On July 7, five police officers in Dallas were shot and killed by a lone sniper who specifically targeted law enforcement during a peaceful protest.
A dozen more officers were injured during the shooting, as well as two civilians. This was the deadliest incident for law enforcement since Sept. 11 and police departments throughout the country are hurting.
Things are no different locally.
When King County Sheriff John Urquhart first learned about the shooting, he was at home eating dinner. The 40-year law enforcement veteran said his initial reaction to the unfolding news was one of horror. About 110-150 officers die in the line of duty each year but this was the first time Urquhart had heard of law enforcement being targeted in an organized, methodical and planned way.

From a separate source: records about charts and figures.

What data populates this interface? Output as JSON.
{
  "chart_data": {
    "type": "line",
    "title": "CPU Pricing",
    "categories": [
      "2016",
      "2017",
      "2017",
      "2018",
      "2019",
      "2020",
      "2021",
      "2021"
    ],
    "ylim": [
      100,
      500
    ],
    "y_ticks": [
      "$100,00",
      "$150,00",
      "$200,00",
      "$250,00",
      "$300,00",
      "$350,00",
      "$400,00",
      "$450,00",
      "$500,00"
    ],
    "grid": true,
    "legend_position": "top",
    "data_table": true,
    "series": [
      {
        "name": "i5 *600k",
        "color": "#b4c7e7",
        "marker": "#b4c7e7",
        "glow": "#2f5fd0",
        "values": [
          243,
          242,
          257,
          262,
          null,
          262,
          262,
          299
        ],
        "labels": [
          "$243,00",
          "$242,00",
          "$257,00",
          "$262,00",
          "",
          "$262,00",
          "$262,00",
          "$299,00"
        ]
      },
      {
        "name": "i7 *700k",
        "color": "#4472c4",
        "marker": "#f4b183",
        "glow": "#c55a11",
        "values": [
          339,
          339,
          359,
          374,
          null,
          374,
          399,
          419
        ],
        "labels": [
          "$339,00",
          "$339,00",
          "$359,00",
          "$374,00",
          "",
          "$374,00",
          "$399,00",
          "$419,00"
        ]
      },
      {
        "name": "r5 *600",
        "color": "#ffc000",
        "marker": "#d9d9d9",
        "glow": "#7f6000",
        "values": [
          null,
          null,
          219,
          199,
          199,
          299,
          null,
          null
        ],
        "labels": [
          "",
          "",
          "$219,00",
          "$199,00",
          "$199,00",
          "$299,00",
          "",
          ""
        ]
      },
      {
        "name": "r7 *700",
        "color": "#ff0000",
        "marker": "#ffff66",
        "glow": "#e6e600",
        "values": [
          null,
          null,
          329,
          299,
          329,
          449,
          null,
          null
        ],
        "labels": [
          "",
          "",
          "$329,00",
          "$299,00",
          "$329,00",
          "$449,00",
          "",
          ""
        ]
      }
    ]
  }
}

“That’s something we haven’t faced before,” he said. “It’s very different.”
That same evening, Urquhart sent out a message to both commissioned and civilian staff in the King County Sheriff’s Office (KCSO) about the shooting.
“We’re a big family,” he said about not just his office, but the law enforcement community as a whole and how they all have been affected.
Police Chief Kristi Wilson also took the time to address the shootings with the Redmond Police Department (RPD). She said she spent several days meeting with staff to acknowledge the pain and sorrow they are all feeling.
Wilson also reinforced the department’s commitment to their values and to the community.
“We will be smart, be safe and we will not allow fear to modify who we are and what we stand for as an organization,” she said. “We are committed to this community and that will not change.”
Urquhart also stressed the importance of their jobs with his staff. He told deputies that regardless of last week’s events, they must remain professional and understand that they have the majority of the community’s support.
For Sgt. Cindi West with KCSO, who has worked in law enforcement for 32 years, that support has waned a bit in recent years as there has been more controversy involving law enforcement in the news. She said when she has been working, she has received more verbal comments from members of the public who make it clear they do not support police.
While this may be the case, West said she also receives many verbal comments of support from the public when she has been out in public.
She said the actions of a few can overshadow the work of the rest of the law enforcement community. West knows that 99 percent of officers out there do a good job and sometimes the negative comments can take their toll.
In the wake of the Dallas shooting, local law enforcement agencies as well as departments across the country have seen an outpouring of support from their communities.
Wilson said at RPD, they have received emails, notes, flowers and desserts.
“It truly has been greatly appreciated by staff,” she said. “They are able to see firsthand the strength of community and the level of support we have in our community.”
Urquhart said he has also received emails of support and people have come into various precincts offering both condolences and support.
“A very nice reaction from the community,” he said.
Chris Barringer, who has been Urquhart’s chief of staff since December 2012 and completed police academy training in January, has also witnessed community support firsthand.
He said he was in a coffee shop at the start of a recent shift when he saw someone outside leave an envelope on a colleague’s squad car’s windshield. Barringer was initially concerned about the note but it ended up being a gift card and note thanking them for the work they do. In addition, he said people have brought cookies into their precinct.
Despite this show of support, last week’s shooting has also raised concerns of copycats, Barringer said.
He said when he learned about the events in Dallas, he called his brother, who is also a police officer, working in Oregon. Barringer’s brother was on duty at the time and had not heard what had happened yet.
“It hit home for the first time for me,” Barringer said.
West said the shooting was also a reminder that there is still more work to be done with the relationship between law enforcement and the black community.
She said law enforcement in Washington go through initial training at the academy and receive ongoing training on how to deal with people of different cultures and backgrounds.
Uquhart added that in his office, they are trained to recognize any personal implicit biases they may have and that they do not tolerate racially profiling people.
He said he does not blame any community for the actions of one person and asks that people do not blame his profession for the actions of few.
Orenthal Johnson, who owns The Lash & Wax Boutique in downtown Redmond, said while he has not had any issues with police personally, as a black man, he still feels fear around law enforcement.
“Yeah, I’m scared. I’m totally scared. Why wouldn’t I be?” he said.
Despite this fear, Johnson said violence against police is not the answer.
He said there needs to be better communication and outreach between police and the black community, especially in urban communities.
“We need open, positive dialogue in our communities so we can create positive change,” she said. “In challenging times, the community looks to us for calm and now is the time for us the continue to step forward and be leaders in the community.”
Wilson stressed the importance of police’s relationships within the community and the need to continue these connections.
She said one opportunity to work on those community-police relations is National Night out, which is Aug. 2.
“Police officers and community members working together to collaboratively resolve community issues and continue to build our sense of community,” Wilson said, “this is the core of who we are as police officers.”